Die Vorschau ist kurz, denn die große Schmutzschlacht steht uns noch bevor. Nicht nur in den USA im TV-Duell. Mit der Enttarnung von Elsa Ferrante hat nun auch das Feuilleton der Frankfurter Allgemeinen Zeitung beweisen, was die Privatsphäre dem deutschen Bürgertum wert ist: nichts. Die Enttarnung suggeriert, das Pseudonyme ein Verbrechen sind und erfolgreiche Schriftstellerinnen Steuerflüchtlinge sein könnten. Wer dieses Interview mit dem Investigativ-Journalist Claudio Gatti über die Aufdeckungspflicht zur Wahrheit gelesen hat, braucht sich über die bigotte Debatte zur Klarnamenspflicht im Netz nicht mehr zu wundern, mit der angeblich der "Hass im Netz" gestoppt werden kann.

Dieser besondere Aufnäher wurde 1952 von Rudolf Staritz getragen, der ihn auf die Wehrmachtsuniform aufnähte und zur Demo der Ohne-Mich-Bewegung ging, einer der ersten öffentlichen pazifistischen Protestbewegungen. Staritz war Funker in der Abwehr und installierte damals den Rechenautomaten ER56 beim Postscheckamt Nürnberg.

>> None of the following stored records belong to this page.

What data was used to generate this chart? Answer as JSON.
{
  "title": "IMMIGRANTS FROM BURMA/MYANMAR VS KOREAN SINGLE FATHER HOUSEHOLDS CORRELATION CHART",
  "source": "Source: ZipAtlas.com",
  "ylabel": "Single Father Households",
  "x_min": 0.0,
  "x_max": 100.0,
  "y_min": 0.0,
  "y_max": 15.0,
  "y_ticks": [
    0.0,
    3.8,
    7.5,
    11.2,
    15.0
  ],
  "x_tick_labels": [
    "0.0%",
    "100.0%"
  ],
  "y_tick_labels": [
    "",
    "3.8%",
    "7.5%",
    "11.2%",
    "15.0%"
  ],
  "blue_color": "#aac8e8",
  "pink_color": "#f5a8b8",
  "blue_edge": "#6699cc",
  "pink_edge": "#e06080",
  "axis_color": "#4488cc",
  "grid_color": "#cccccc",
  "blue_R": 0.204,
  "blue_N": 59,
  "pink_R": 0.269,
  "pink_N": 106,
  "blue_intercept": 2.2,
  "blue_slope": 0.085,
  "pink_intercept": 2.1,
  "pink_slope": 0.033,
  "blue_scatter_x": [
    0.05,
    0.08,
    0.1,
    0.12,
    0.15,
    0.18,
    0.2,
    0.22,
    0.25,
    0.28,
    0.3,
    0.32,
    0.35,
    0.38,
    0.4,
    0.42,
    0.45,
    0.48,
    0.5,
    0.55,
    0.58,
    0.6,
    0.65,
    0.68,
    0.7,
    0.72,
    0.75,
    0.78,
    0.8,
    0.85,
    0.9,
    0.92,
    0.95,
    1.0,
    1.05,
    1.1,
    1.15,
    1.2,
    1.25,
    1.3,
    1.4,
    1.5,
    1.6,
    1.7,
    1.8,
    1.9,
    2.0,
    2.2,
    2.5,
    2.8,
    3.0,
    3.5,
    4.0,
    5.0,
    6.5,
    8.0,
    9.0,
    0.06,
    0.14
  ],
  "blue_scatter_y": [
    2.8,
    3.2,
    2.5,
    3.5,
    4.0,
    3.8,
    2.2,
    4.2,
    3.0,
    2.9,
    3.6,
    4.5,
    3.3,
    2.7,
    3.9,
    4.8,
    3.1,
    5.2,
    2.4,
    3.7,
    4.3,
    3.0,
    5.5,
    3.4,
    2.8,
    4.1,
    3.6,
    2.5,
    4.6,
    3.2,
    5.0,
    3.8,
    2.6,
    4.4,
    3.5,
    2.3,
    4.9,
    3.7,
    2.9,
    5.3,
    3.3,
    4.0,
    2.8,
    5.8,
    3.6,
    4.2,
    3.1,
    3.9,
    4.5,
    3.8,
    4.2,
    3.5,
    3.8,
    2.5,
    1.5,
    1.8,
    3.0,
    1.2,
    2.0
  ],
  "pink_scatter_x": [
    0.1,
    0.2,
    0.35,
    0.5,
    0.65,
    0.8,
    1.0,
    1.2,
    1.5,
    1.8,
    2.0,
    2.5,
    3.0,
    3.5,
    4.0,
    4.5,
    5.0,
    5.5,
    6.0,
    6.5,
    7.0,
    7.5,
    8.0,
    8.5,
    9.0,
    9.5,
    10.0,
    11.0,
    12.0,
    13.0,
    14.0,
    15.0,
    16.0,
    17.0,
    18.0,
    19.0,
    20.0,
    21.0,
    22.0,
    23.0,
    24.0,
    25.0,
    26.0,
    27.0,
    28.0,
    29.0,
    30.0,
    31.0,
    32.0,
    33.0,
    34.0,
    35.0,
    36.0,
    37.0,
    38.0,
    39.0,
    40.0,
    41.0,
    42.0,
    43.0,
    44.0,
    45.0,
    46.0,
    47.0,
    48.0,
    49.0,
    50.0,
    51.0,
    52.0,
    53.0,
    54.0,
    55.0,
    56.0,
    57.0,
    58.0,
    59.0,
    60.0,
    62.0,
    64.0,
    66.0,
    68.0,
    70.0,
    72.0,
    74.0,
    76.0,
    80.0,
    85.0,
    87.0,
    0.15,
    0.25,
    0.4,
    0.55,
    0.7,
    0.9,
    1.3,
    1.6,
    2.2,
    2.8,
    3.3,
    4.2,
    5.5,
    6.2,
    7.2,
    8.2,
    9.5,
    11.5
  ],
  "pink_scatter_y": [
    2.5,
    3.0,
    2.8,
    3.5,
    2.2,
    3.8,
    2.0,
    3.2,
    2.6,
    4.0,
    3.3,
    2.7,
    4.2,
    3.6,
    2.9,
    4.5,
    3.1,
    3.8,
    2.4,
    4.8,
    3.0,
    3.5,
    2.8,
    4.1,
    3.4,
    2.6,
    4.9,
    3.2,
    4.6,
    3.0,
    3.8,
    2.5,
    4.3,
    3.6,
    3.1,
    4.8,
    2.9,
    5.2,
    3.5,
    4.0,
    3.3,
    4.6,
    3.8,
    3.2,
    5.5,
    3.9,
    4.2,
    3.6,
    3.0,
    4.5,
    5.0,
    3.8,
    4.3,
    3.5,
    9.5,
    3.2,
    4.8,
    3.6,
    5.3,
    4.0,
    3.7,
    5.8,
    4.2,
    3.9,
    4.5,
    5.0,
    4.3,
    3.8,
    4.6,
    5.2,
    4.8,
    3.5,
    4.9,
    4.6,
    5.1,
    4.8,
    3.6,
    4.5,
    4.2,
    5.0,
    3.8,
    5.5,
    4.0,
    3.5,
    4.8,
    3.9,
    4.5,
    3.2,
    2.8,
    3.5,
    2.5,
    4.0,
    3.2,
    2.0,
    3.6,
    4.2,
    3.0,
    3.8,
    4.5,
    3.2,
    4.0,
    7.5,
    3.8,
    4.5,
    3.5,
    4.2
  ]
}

Am 17. Oktober um 10:00 wird sich die ecuadorianische Botschaft für die schwedische Staatsanwältin Ingrid Isgren und die Kriminaltechnikerin Cecilia Redell öffnen. Letztere soll eine Reihe von "Körperflüssigkeiten" von Julian Assange sicherstellen, sofern dieser damit einverstanden ist. Das eigentliche Verhör wird vom ecuadorianischen Staatsanwalt Wilson Toainga Toainga geführt, dem dieser Tage die Fragen schriftlich übermittelt wurden. Danach wird das englische Verhör ins Spanische und Schwedische übersetzt werden müssen. Verweigert Assange die Speichelproben, dürfte die internationale Aktion abgebrochen werden und der Zufallsgenerator wird angeworfen. (jk)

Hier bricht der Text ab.